No one did look hard, because armed men in livery meant trouble. And these eight men were archers. They carried neither bows nor arrow bags, but the breadth of their chests showed these were men who could draw the cord of a war bow a full yard back and make it look easy. They were bowmen, and they were one cause of the fear that pervaded London’s streets. The fear was as pungent as the stench of sewage, as prevalent as the smell of woodsmoke. House doors were closed. Even the beggars had vanished, and the few folk who walked the city were among those who had provoked the fear, yet even they chose to pass on the farther side of the street from the eight archers.

“Sweet Jesus Christ,” Nick Hook broke the silence.

“Go to church if you want to say prayers, you bastard,” Tom Perrill said.

“I’ll shit in your mother’s face first,” Hook snarled.

“Quiet, you two,” William Snoball intervened.

“We shouldn’t be here,” Hook growled. “London’s not our place!”

“Well, you are here,” Snoball said, “so stop bleating.”

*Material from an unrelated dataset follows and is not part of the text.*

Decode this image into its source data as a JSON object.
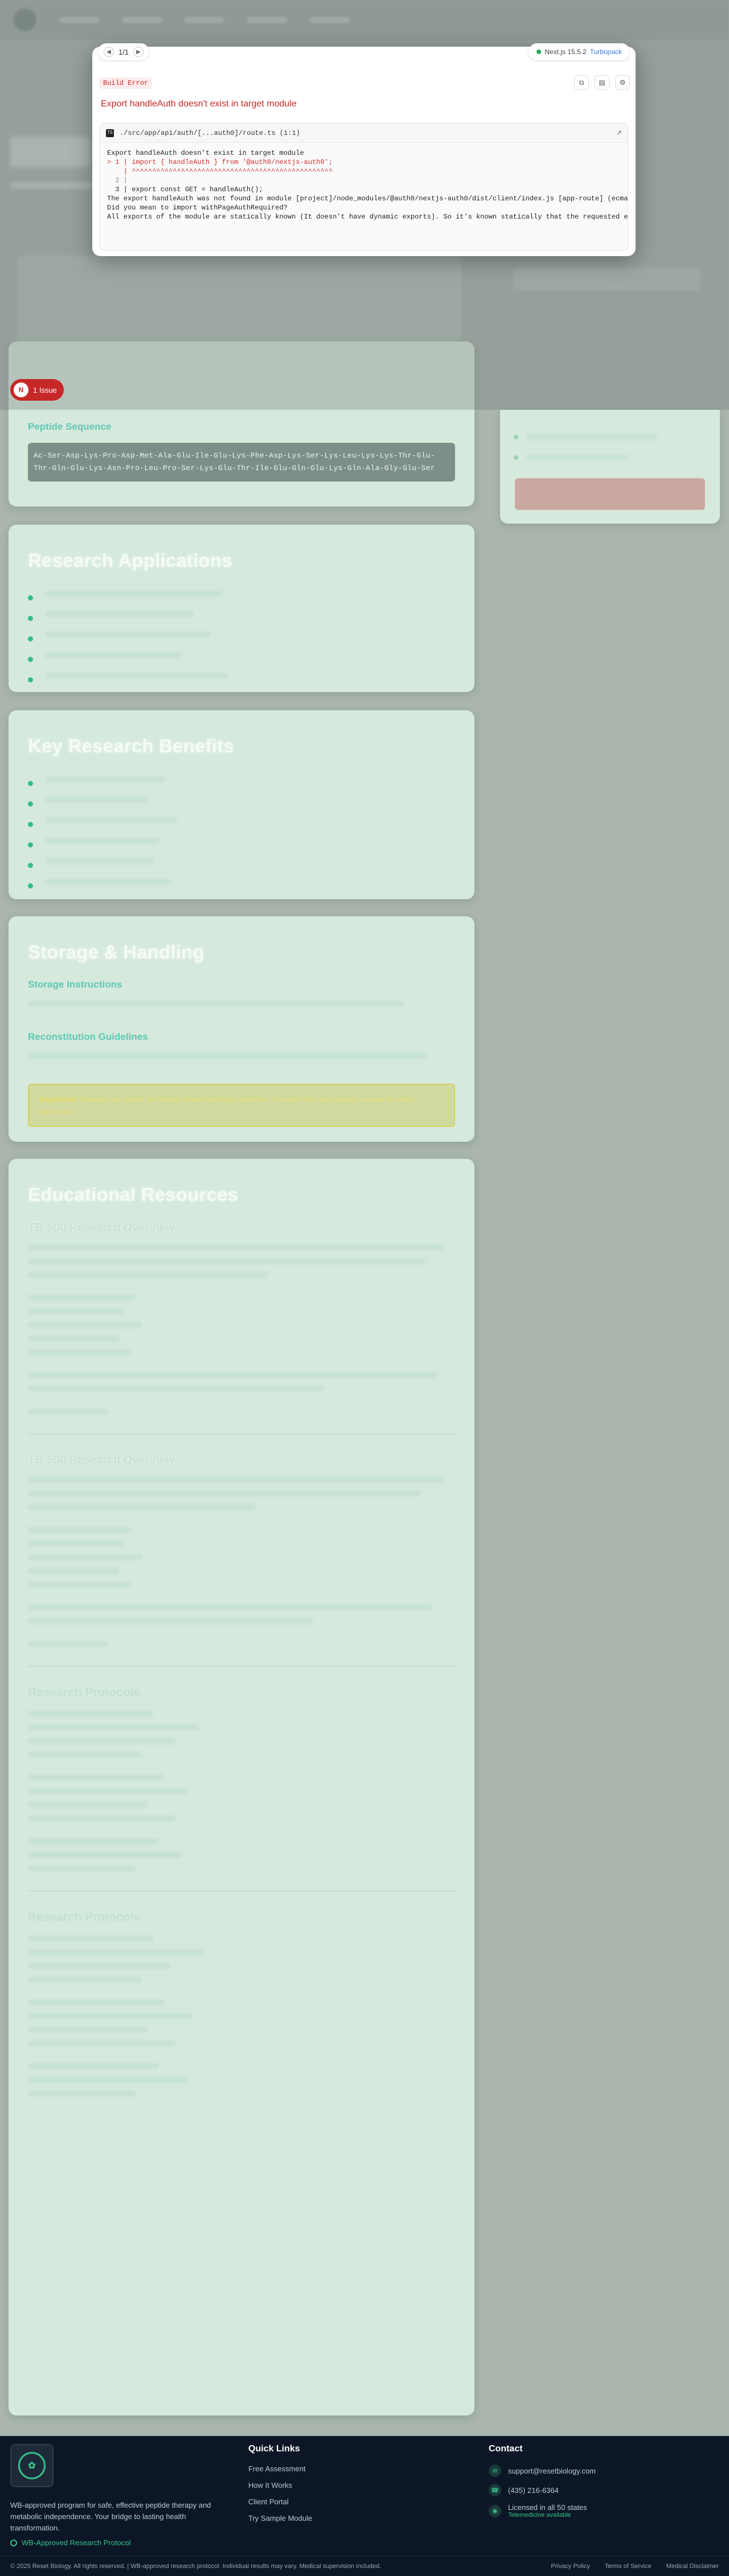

The tavern stood on a corner where a narrow street led into a wide market square. The inn’s sign, a carved and painted model of a bull, hung from a massive beam that was anchored in the tavern’s gable and reached out to a stout post sunk in the marketplace. Other archers were visible around the square, men in different liveries, all fetched to London by their lords, though where those lords were no one knew. Two priests carrying bundles of parchments hurried by on the street’s far side. Somewhere deeper in the city a bell started to toll. One of the priests glanced at the archers wearing the moon and stars, then almost tripped as Tom Perrill spat.

“What in Christ’s name are we doing here?” Robert Perrill asked.

“Christ is not telling us,” Snoball answered sourly, “but I am assured we do His work.”